Dimitrios Zografakis

Personal information
- Date of birth: 3 August 1978 (age 47)
- Place of birth: Kavala, Greece
- Height: 1.83 m (6 ft 0 in)
- Position: Midfielder

Senior career*
- Years: Team / Apps / (Gls)
- 1996–1998: Orfeas Eleftheroupolis
- 1998–2005: Skoda Xanthi
- 2005: PAOK
- 2005–2006: Panionios / 9 / (2)
- 2006–2007: AEK Larnaca
- 2007–2008: Ionikos / 8 / (1)
- 2009: Vihren / 11 / (4)

= Dimitrios Zografakis =

Greek footballer (born 1978)

Dimitrios Zografakis (Δημήτριος Ζωγραφάκης; born 3 August 1978) is a Greek former professional footballer who played as a midfielder.
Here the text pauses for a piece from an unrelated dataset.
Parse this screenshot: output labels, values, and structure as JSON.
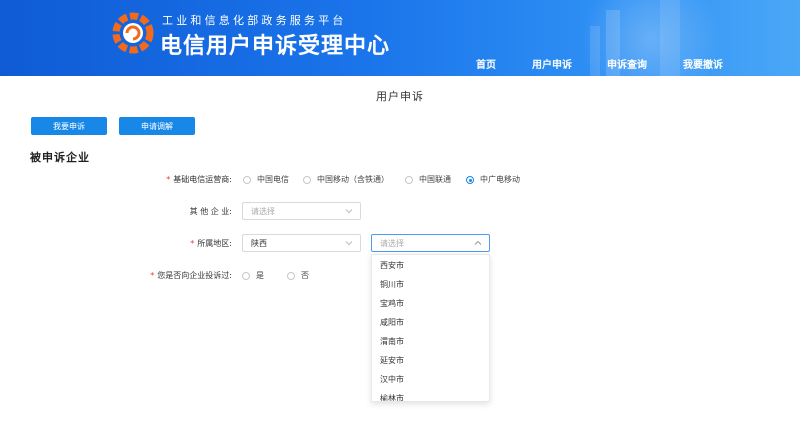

Zografakis started his career at amateur football club FC Orfeas Eleftheroupolis. at the age of 20, Dimitrios signed with Skoda Xanthi and played for the team for seven years. In 2005 Zografakis spent ten months at PAOK. While playing for the club from Thessaloniki he made one appearance during the group stage of the UEFA Cup against Shakhtar Donetsk. After that he played for Panionios, AEK Larnaca and Ionikos. On 8 January 2009, Zografakis signed with Bulgarian side FC Vihren Sandanski. He made his team debut a few days later, in a friendly match against Lokomotiv Plovdiv.